CENSUS Moravians are the second-largest ethnic group in the country (behind Czechs), according to preliminary results of the census released by the Czech Statistical Office Dec. 15. Just 13,000 people identified themselves as Roma on the census, although it is believed that some 250,000 Roma live in the country. Roma are traditionally underreported in the census. Nearly 150,000 people claimed Slovak ethnic origin, nearly 40,000 claimed Polish, and German was claimed by 18,772 persons.
MOCKING Foreign Affairs Minister Karel Schwarzenberg (TOP 09) wore a badge that mocked Russian Prime Minister Vladimir Putin in Parliament Dec. 15, the daily Mladá fronta dnes reported. The badge reportedly read: "Putin, heel! Go to bed!" Shadow Foreign Affairs Minister Lubomír Zoaralek (Social Democrats) called the display "unfortunate." Schwarzenberg said he received the badge from a girl and that it was a joke. He later claimed he didn't know what was written on it.
BUSINESS
CAPITAL Domestic companies now control 59 percent of the total registered capital in Czech businesses, up 1 percent from last year, while foreign capital in Czech companies has decreased nearly 2 percent to 902 billion Kč, according to an analysis published by research agency ČEKIA Dec. 15. Companies based in the Netherlands, a country with a reputation as a tax haven, especially for Czech enterprises, control almost one quarter of the money in companies with foreign capital. The Netherlands is followed by Germany with 12 percent, Austria with 10 percent and France and Cyprus with 6 percent each. Indian companies registered the biggest annual growth in the volume of controlled capital in Czech companies, up by 247 percent.
AUTOMOTIVE The country's largest car manufacturer Škoda sold a record 816,000 cars in the January to November period, an annual rise of 16 percent and more cars than were sold in the entire year of 2010. Russian sales skyrocketed by 131.5 percent to 8,000 units, marking the best monthly results the company has seen for a country. Double-digit growth was also posted in India and China. Sales in Western Europe dropped but at a slower rate than the overall market fall.

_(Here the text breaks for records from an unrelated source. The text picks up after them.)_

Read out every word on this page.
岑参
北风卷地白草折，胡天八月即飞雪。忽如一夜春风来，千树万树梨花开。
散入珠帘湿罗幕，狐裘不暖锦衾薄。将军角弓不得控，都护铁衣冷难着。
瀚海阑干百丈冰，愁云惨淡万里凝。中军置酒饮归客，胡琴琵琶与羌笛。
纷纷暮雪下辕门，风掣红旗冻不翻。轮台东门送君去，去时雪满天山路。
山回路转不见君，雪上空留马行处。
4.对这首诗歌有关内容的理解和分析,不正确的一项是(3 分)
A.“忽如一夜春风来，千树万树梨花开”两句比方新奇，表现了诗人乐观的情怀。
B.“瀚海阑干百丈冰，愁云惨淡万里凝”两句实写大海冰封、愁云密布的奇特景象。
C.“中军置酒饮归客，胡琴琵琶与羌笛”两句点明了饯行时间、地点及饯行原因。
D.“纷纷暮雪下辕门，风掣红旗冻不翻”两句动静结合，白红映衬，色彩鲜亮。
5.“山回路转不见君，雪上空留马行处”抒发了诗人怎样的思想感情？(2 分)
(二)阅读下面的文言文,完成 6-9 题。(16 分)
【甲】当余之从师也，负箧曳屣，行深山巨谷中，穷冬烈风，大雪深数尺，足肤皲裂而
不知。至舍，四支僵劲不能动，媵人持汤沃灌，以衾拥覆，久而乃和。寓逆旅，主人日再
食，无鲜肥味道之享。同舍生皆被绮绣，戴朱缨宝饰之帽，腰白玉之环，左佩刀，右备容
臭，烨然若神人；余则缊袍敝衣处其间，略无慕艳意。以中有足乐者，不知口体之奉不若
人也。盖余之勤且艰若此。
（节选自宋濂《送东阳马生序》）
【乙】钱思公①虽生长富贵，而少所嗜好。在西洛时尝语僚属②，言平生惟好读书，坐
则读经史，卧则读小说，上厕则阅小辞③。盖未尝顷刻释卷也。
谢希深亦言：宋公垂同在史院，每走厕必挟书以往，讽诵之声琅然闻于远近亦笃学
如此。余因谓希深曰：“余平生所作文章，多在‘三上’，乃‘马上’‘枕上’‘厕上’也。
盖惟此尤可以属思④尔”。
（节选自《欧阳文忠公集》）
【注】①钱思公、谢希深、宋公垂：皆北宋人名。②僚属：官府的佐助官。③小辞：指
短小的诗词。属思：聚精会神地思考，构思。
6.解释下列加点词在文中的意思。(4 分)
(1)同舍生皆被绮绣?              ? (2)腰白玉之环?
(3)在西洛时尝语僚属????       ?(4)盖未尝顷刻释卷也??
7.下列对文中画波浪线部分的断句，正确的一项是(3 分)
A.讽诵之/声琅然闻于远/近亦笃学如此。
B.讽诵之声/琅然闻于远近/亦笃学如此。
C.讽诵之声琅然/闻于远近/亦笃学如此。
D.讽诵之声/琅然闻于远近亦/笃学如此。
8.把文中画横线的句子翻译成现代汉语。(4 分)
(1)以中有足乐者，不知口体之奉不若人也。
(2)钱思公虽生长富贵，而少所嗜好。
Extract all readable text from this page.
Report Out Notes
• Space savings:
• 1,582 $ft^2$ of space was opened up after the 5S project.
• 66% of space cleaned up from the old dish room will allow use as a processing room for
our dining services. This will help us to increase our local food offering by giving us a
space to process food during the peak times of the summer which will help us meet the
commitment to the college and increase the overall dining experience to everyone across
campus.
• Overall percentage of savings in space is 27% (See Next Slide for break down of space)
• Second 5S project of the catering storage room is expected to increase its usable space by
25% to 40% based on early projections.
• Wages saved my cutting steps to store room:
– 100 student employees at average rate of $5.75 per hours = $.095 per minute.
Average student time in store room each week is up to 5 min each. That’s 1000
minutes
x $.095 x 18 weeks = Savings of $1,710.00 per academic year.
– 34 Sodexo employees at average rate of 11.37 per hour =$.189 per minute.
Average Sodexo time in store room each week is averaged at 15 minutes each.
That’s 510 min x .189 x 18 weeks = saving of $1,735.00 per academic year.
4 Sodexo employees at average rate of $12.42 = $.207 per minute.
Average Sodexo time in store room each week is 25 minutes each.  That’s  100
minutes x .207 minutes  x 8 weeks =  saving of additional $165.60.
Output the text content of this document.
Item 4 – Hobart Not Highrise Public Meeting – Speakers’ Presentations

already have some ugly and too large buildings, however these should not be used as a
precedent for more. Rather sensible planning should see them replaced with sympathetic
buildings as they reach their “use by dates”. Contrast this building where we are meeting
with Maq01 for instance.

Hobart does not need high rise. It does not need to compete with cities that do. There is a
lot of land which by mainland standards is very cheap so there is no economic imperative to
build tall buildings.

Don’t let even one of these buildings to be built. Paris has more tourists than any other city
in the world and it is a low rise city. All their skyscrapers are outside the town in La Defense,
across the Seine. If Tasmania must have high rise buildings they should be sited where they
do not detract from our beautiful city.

INVESTMENT The volume of foreign direct investment (FDI) in Slovakia this year is the highest in the past three years, daily Hospodářské noviny reported Dec. 15, citing data from the Slovak government agency SARIO. The agency helped attract 26 companies to the country that will invest 17.59 million euros and create 4,300 jobs. Sweden's Dometic, which produces automotive parts, will create 500 new jobs in Filakovo, central Slovakia, while Honeywell of the United States will employ 450 factory staff in eastern Slovakia producing turbochargers.